I spoke with Chris's wife this afternoon, and she explained why the "One Piece" knifes were going to no longer be made. First, his supplier of the A2 blanks back in South Africa is retiring, and another source is not available. Second, Chris has been making these a LONG time, and he is ready to devote time to other projects.

Third, they are out of Shadow IV's, and expect to be able to make some around October, when the possibly last shipment of A2 blanks will arrive.

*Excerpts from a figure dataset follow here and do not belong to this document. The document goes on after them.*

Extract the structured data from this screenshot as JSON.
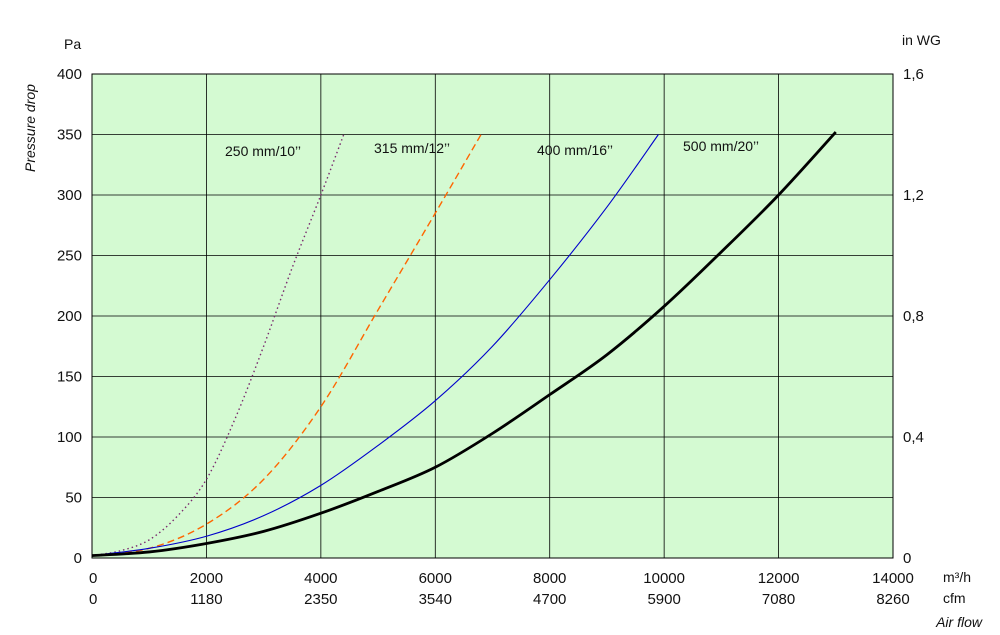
{
  "chart_data": {
    "type": "line",
    "title": "",
    "ylabel": "Pressure drop",
    "xlabel": "Air flow",
    "left_unit": "Pa",
    "right_unit": "in WG",
    "x_unit_primary": "m³/h",
    "x_unit_secondary": "cfm",
    "xlim": [
      0,
      14000
    ],
    "ylim": [
      0,
      400
    ],
    "grid": true,
    "background": "#d4fad2",
    "x_ticks_primary": [
      "0",
      "2000",
      "4000",
      "6000",
      "8000",
      "10000",
      "12000",
      "14000"
    ],
    "x_ticks_secondary": [
      "0",
      "1180",
      "2350",
      "3540",
      "4700",
      "5900",
      "7080",
      "8260"
    ],
    "y_ticks_left": [
      "0",
      "50",
      "100",
      "150",
      "200",
      "250",
      "300",
      "350",
      "400"
    ],
    "y_ticks_right": [
      {
        "label": "0",
        "value": 0
      },
      {
        "label": "0,4",
        "value": 100
      },
      {
        "label": "0,8",
        "value": 200
      },
      {
        "label": "1,2",
        "value": 300
      },
      {
        "label": "1,6",
        "value": 400
      }
    ],
    "series": [
      {
        "name": "250 mm/10’’",
        "color": "#7a2a6e",
        "style": "dotted",
        "x": [
          0,
          500,
          1000,
          1500,
          2000,
          2500,
          3000,
          3500,
          4000,
          4400
        ],
        "y": [
          2,
          6,
          15,
          35,
          65,
          115,
          175,
          240,
          300,
          350
        ]
      },
      {
        "name": "315 mm/12’’",
        "color": "#ff6600",
        "style": "dashed",
        "x": [
          0,
          1000,
          2000,
          3000,
          4000,
          5000,
          6000,
          6800
        ],
        "y": [
          2,
          8,
          28,
          65,
          125,
          205,
          285,
          350
        ]
      },
      {
        "name": "400 mm/16’’",
        "color": "#0000cc",
        "style": "solid",
        "x": [
          0,
          1000,
          2000,
          3000,
          4000,
          5000,
          6000,
          7000,
          8000,
          9000,
          9900
        ],
        "y": [
          2,
          8,
          18,
          35,
          60,
          93,
          130,
          175,
          230,
          290,
          350
        ]
      },
      {
        "name": "500 mm/20’’",
        "color": "#000000",
        "style": "bold",
        "x": [
          0,
          1000,
          2000,
          3000,
          4000,
          5000,
          6000,
          7000,
          8000,
          9000,
          10000,
          11000,
          12000,
          13000
        ],
        "y": [
          2,
          5,
          12,
          22,
          37,
          55,
          75,
          103,
          135,
          168,
          208,
          253,
          300,
          352
        ]
      }
    ]
  }
}
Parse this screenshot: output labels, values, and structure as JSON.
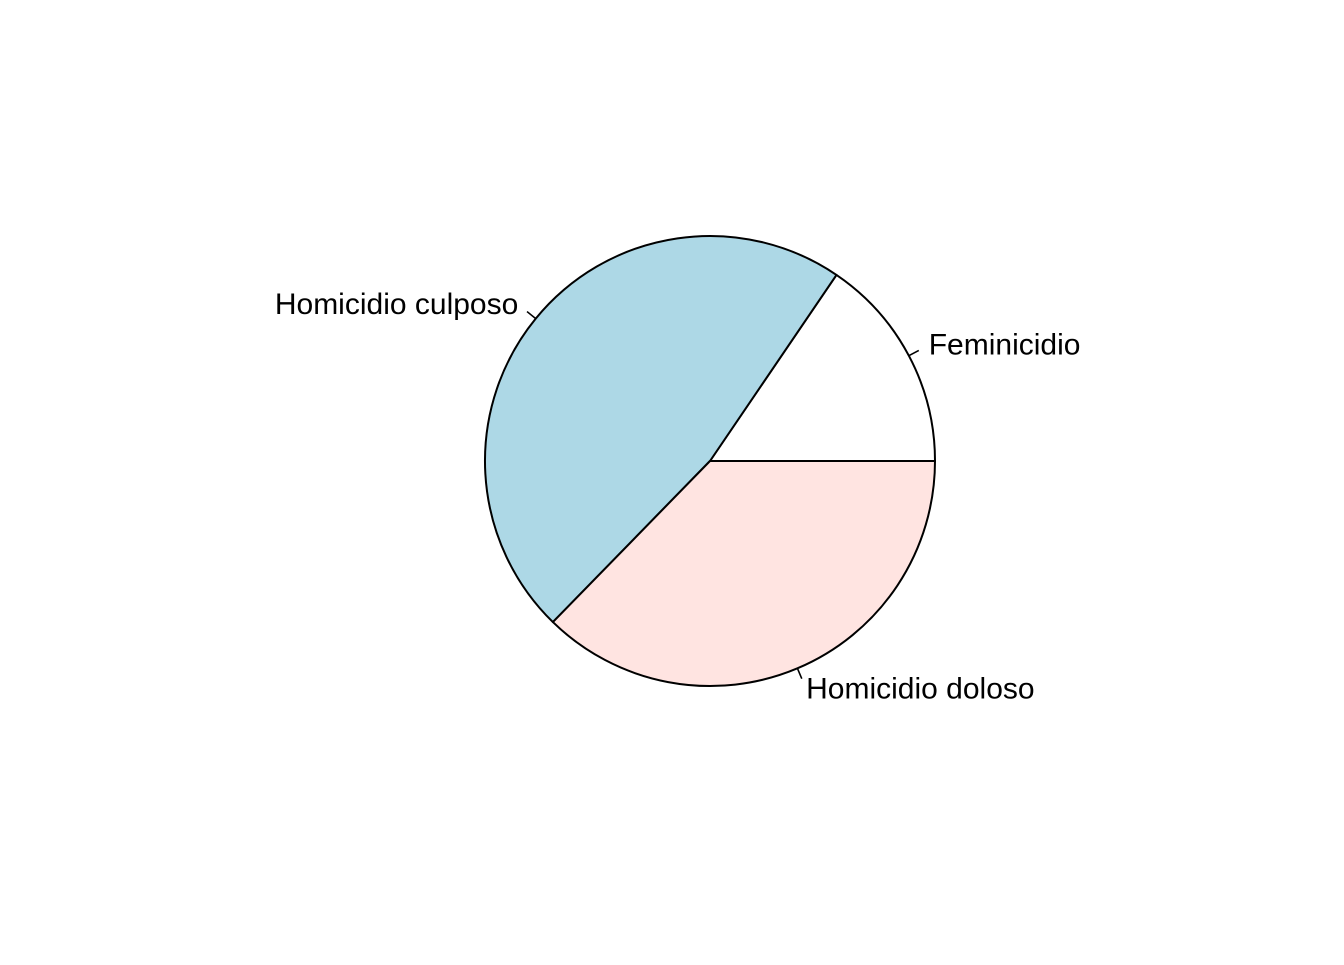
{
  "chart_data": {
    "type": "pie",
    "title": "",
    "clockwise": false,
    "start_angle_deg": 0,
    "slices": [
      {
        "label": "Feminicidio",
        "value": 15.5,
        "color": "#FFFFFF"
      },
      {
        "label": "Homicidio culposo",
        "value": 47.2,
        "color": "#ADD8E6"
      },
      {
        "label": "Homicidio doloso",
        "value": 37.3,
        "color": "#FFE4E1"
      }
    ],
    "border_color": "#000000"
  }
}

Fourth, fortunately OsoGrandeKnives had a Shadow IV in stock, and mine will ship in the morning.
Fifth, OSG has free shipping over $150, so getting the knife from them is actually cheaper than if CR had it in stock.

Paladin


----------



## ErickThakrar (Apr 20, 2009)

Outdoors Fanatic said:


> The ones which didn't fail miserably on Knife Tests.com.



Oh yeah. That guy. The wanna-be Cliff Stamp and just as pointless as the original that he's emulating.


----------



## mossyoak (Apr 21, 2009)

Outdoors Fanatic said:


> The ones which didn't fail miserably on Knife Tests.com.



you dont know poop about knives do you?


----------



## mossyoak (Apr 21, 2009)

the CR im smitten over is the pacific, im just waiting and waiting and waiting for my d2 rat-3 to get lost so ill order one and have a kydex made for the thing.


----------



## hurricane (Apr 22, 2009)

mossyoak said:


> the CR im smitten over is the pacific, im just waiting and waiting and waiting for my d2 rat-3 to get lost so ill order one and have a kydex made for the thing.



I hear you, I *LOVE* that knife. It's perfect in every way.


----------



## Per Arne (Apr 29, 2009)

I am now a lucky camper with Chris Reeve's model Mountaineer II :twothumbs 

I have started to put some things into the handle while I wait on TAD Gears new Brass Flint Sparker... The SAS compass didn't fit so well in the handle as I'd hoped for, but luckely I had another small compass that would fit. I was also able to squeeze two Spark-Lite tinders in there as well.

PA


----------